はじめに
一次請けであれ二次請けであれ、または準委任であれ、省庁系システムの開発は、初めて経験するものには戸惑いを与えます。金融系システムや流通系システムなどを経験した技術者にとって、知っておかないとうまく事が運ばないことがあるので注意が必要となってきます。技術面は後ほど紹介することとして、著者が4回の省庁系システム開発で学んだことは次の点です。
- 誤字・脱字を侮るな
- コミュニケーションルートを確保せよ
- 受領資料の意味を熟考せよ
- 査読すべき資料を早急に収集せよ
- 省庁の影にコンサルタントの気配あり
- 自社に馴染んだ開発手法に持ち込め
連載最終回となる今回は技術編シリーズの第3回として、省庁系システム開発における「セキュリティ」について解説していきたいと思います。
これまでの連載
本編
- 初めての省庁系システム開発(第1回)~誤字・脱字を侮るな~
- 初めての省庁系システム開発(第2回)~コミュニケーションルートを確保せよ~
- 初めての省庁系システム開発(第3回)~受領資料の意味を熟考せよ~
- 初めての省庁系システム開発(第4回)~査読すべき資料を早急に収集せよ~
- 初めての省庁系システム開発(第5回)~省庁の影にコンサルタントの気配あり~
- 初めての省庁系システム開発(第6回)~自社に馴染んだ開発手法に持ち込め~
技術編
電子政府の基準に従うこと
「政府機関の情報セキュリティ対策のための統一基準」とは何か
「政府機関の情報セキュリティ対策のための統一基準(第4版)」(PDF)が2009年2月3日に公表されました。2005年12月に全体版の初版が公表されているためほぼ毎年改版されていることになり、政府機関のセキュリティに対する真摯な姿勢がうかがえます。

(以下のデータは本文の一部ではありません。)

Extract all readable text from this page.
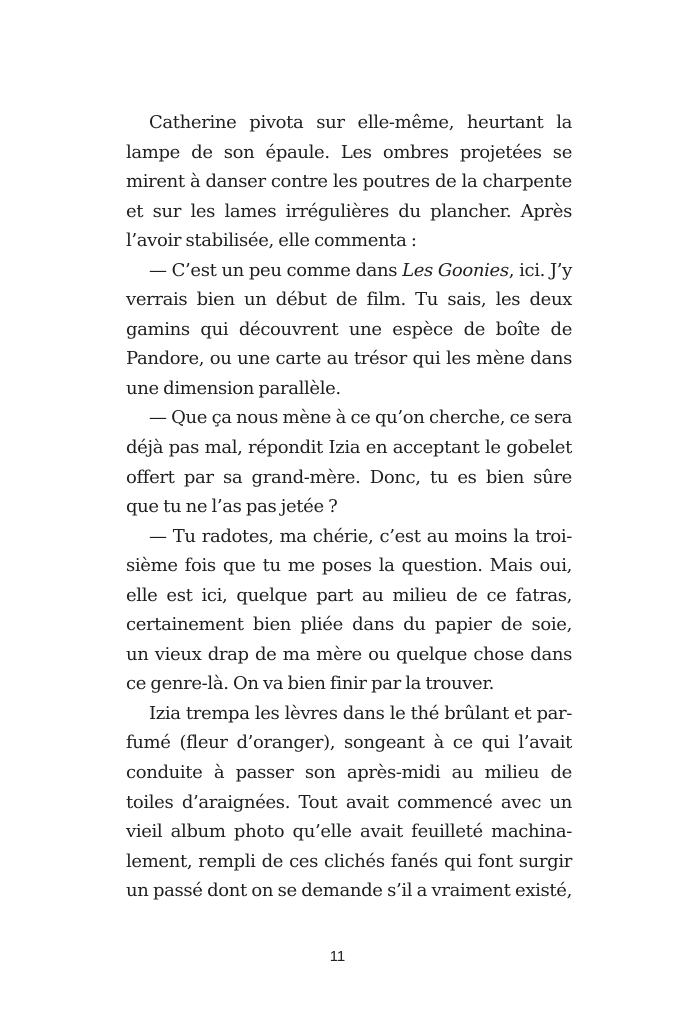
Catherine pivota sur elle-même, heurtant la
lampe de son épaule. Les ombres projetées se
mirent à danser contre les poutres de la charpente
et sur les lames irrégulières du plancher. Après
l’avoir stabilisée, elle commenta :
— C’est un peu comme dans Les Goonies, ici. J’y
verrais bien un début de film. Tu sais, les deux
gamins qui découvrent une espèce de boîte de
Pandore, ou une carte au trésor qui les mène dans
une dimension parallèle.
— Que ça nous mène à ce qu’on cherche, ce sera
déjà pas mal, répondit Izia en acceptant le gobelet
offert par sa grand-mère. Donc, tu es bien sûre
que tu ne l’as pas jetée ?
— Tu radotes, ma chérie, c’est au moins la troi-
sième fois que tu me poses la question. Mais oui,
elle est ici, quelque part au milieu de ce fatras,
certainement bien pliée dans du papier de soie,
un vieux drap de ma mère ou quelque chose dans
ce genre-là. On va bien finir par la trouver.
Izia trempa les lèvres dans le thé brûlant et par-
fumé (fleur d’oranger), songeant à ce qui l’avait
conduite à passer son après-midi au milieu de
toiles d’araignées. Tout avait commencé avec un
vieil album photo qu’elle avait feuilleté machina-
lement, rempli de ces clichés fanés qui font surgir
un passé dont on se demande s’il a vraiment existé,
11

技術者にとって「セキュリティ」と言うと、とかく暗号だけに限定して考えがちです。確かに、暗号アルゴリズムなどはセキュリティの中心となる技術ですが、暗号の技術のみでセキュリティを維持できるわけではありません。システムを構築し運用していくためには、組織の体制や保護すべき情報のライフサイクルの管理等までその範囲は広がります。これらのセキュリティ全般に関する政府の基準が「政府機関の情報セキュリティ対策のための統一基準」(以下、統一基準)なのです。
堅牢なセキュリティシステムを構築・運用するために
ちょっと話が逸れますが、筆者の住むマンションには複数台の防犯カメラがあります。その映像は誰でも見てよいわけではなく、住民から盗難などの犯罪に関する通知が管理組合の理事に届けられた場合に限ります。また、理事も1人だけではなく、2人以上の鍵がないとビデオテープを格納している装置が開きません。ビデオテープの保存期間も30日と限定しています。
上記のようにマンションのセキュリティだけでも、決めなければならないことがたくさんあります。ビデオカメラの設置場所、ビデオテープを参照できる者の限定、ビデオテープを参照できる条件、ビデオテープの保存期間などなど。
統一基準も大枠は上記のような取り決めごとのための基準を提供しています。以下、目次から抜粋します。
- 組織と体制の整備
- 情報についての対策
- 情報処理についての対策
- 情報システムについての基本的な対策
「組織と体制の整備」が管理組合の理事や箱を開ける条件に、「情報についての対策」がビデオテープの保存期間やどの場所にビデオカメラを設置するかに対応付けることができます。他の2つについては対応付けできませんが、統一基準で確認いただければと思います。もちろん統一基準では、マンションのセキュリティより厳格な基準が定められています。より堅牢なセキュリティシステムを構築・運用できるための基準が記載されており、省庁系システムの開発においては重要な意味を示しています。